It is notoriously difficult to write about direct experiences in a coherent and unambiguous fashion. I have a clear sense of what I mean by ‘deep experience’; but I’m not sure that I can convey that sense very well in words. But since this is all I have …
I am aware that the use of adjectives such as deep and shallow imposes a judgement on an experience and that this may not be helpful. However there is a real distinction that these adjectives are pointing to that it is necessary to understand.
The subjective difference has been striking for me. There have been occasions when I have been unsure whether I have had an experience or not. Something has changed, and when I try to contemplate as I used to it doesn’t work. After a struggle I find words that capture something. This is a shallow experience and is typical of many on a three day EI. In contrast I have also had an experience that has completely overwhelmed me. My body convulses with energy, I am crying my eyes out and full of the most amazing love for everyone and everything. And the words are there instantly, clear and somehow part of the essence of the experience. This is a deep experience. Such experiences do happen on 3-day Intensives, but they are more common towards the end of long Intensives.

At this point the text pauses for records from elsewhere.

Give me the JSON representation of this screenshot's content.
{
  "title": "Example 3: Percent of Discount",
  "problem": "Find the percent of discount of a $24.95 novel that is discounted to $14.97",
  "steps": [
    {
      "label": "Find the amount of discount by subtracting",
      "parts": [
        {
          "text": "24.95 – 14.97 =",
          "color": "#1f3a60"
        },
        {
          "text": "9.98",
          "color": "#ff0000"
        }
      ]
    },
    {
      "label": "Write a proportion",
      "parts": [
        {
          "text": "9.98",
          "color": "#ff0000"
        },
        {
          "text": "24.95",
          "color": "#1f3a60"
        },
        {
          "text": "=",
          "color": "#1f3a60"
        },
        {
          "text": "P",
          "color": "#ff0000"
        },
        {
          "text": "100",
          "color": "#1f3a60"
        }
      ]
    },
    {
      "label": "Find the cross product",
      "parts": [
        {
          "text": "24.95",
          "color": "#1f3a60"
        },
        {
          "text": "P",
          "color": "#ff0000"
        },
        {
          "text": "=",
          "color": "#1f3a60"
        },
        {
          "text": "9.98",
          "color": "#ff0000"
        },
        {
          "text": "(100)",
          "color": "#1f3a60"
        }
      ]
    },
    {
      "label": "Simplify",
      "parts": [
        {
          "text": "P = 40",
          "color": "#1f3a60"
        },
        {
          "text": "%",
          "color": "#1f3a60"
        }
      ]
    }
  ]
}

The reason why I think it is important to have deep experiences is because of their impact on the individual, and indeed I think it is because of the difference in impact that the adjectives have been used. My first experience, on a 3-day, was deep and changed my view of myself, my life and everything profoundly. I experienced myself as Love. I had been working for about a year on a pervasive sense of worthlessness that coloured my attitude to everything. The experience of myself as Love made that sense of worthlessness seem comical – it was forever banished. My second experience was shallow, even though it occurred toward the end of a 2-week Intensive. I had been working on another and directly experienced that another suffers. When I look back on that Intensive and the experience, I realise that I think I gained more from some insights that arose during my contemplation than from the experience itself.

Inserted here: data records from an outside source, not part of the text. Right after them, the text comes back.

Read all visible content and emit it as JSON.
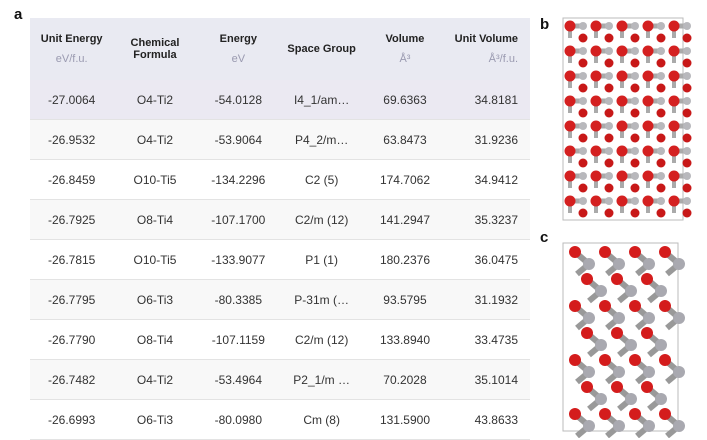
{
  "panels": {
    "a": "a",
    "b": "b",
    "c": "c"
  },
  "table": {
    "columns": [
      {
        "name": "Unit Energy",
        "unit": "eV/f.u."
      },
      {
        "name": "Chemical Formula"
      },
      {
        "name": "Energy",
        "unit": "eV"
      },
      {
        "name": "Space Group"
      },
      {
        "name": "Volume",
        "unit": "Å³"
      },
      {
        "name": "Unit Volume",
        "unit": "Å³/f.u."
      }
    ],
    "rows": [
      [
        "-27.0064",
        "O4-Ti2",
        "-54.0128",
        "I4_1/am…",
        "69.6363",
        "34.8181"
      ],
      [
        "-26.9532",
        "O4-Ti2",
        "-53.9064",
        "P4_2/m…",
        "63.8473",
        "31.9236"
      ],
      [
        "-26.8459",
        "O10-Ti5",
        "-134.2296",
        "C2 (5)",
        "174.7062",
        "34.9412"
      ],
      [
        "-26.7925",
        "O8-Ti4",
        "-107.1700",
        "C2/m (12)",
        "141.2947",
        "35.3237"
      ],
      [
        "-26.7815",
        "O10-Ti5",
        "-133.9077",
        "P1 (1)",
        "180.2376",
        "36.0475"
      ],
      [
        "-26.7795",
        "O6-Ti3",
        "-80.3385",
        "P-31m (…",
        "93.5795",
        "31.1932"
      ],
      [
        "-26.7790",
        "O8-Ti4",
        "-107.1159",
        "C2/m (12)",
        "133.8940",
        "33.4735"
      ],
      [
        "-26.7482",
        "O4-Ti2",
        "-53.4964",
        "P2_1/m …",
        "70.2028",
        "35.1014"
      ],
      [
        "-26.6993",
        "O6-Ti3",
        "-80.0980",
        "Cm (8)",
        "131.5900",
        "43.8633"
      ]
    ]
  }
}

The impact of direct experiences is not just at the psychological level. My first experience awakened a desire for more Truth in me. The second experience barely registered in terms of satisfying that desire. Even calling it a desire is not quite right; it is more that for the first time the experience of myself as Love gave my whole life a direction.
Having a deep experience of the Truth/Divine is a key step in the initial stage of a person’s growth. Without such an experience motivations will inevitably come from or be coloured by ego issues, and as such will inevitably ‘run out’. For most people a profound experience of the Truth/Divine establishes a priority vested in the person’s being, it becomes part of their wisdom and as such is separate from their ego and its desires. And ultimately this is why this first Principle is for you to have such an experience. It conditions all that follows.
Charles Berner set out ten conditions for having a deep experience of the Truth. They are
1 Accept guidance from someone who has had deep experiences
2. Use a focusing tool
3. Communicate completely with NO vagueness
4. Contemplate steadily
5. Be willing to give up beliefs and pre-conceived ideas
6.Be willing to express anti-social behaviour, thoughts and phenomena
7. Be willing for your life to change
8. Treat people well, by your own true inner standard
9. Want the Truth for the Truth’s sake (not just for egotistical reasons)
10. Be willing for it to come out however it comes out.
These are explained in more detail in section 4.6 of the Long Intensive Manual.
Here is Philip Kapleau describing his first two experiences; the first shallow, the second deep.
” ..as I came before him he demanded: “What happened last night?” While I talked his keen eyes x-rayed every inch of me, then slowly he began quizzing me: “Where do you see Mu? .. How do you see Mu?.. What is the colour of Mu? What is the sound of Mu? How much does Mu weigh?”
Some of my answers came quickly, some haltingly. Once or twice the roshi smiled, but mostly he listened in serene silence. Then he spoke. “There are some roshi who might sanction such a tip-of-the-tongue taste as kensho, but…”
“I wouldn’t accept sanction of such a picayune experience even if you wanted to grant it. Have I laboured like a mountain these five years only to bring forth this mouse? I’ll go on” Kapleau said.
Many hours later, after further periods of meditation and at his next interview with the Roshi:
All at once the roshi, the room, every single thing disappeared into a dazzling stream of illumination and I felt myself bathed in a delicious, unspeakable delight. For a fleeting second I was alone – I alone was .. Then the roshi swam into view. Our eyes met and flowed into each other, and we burst out laughing. . “I have it. I know. There is nothing, absolutely nothing. I am everything and everything is nothing!” I exclaimed, more to myself than to the roshi, and got up and walked out.
Zen Dawn in the West, P.Kapleau 2nd Edition, 1980, Rider and Company p.238-9.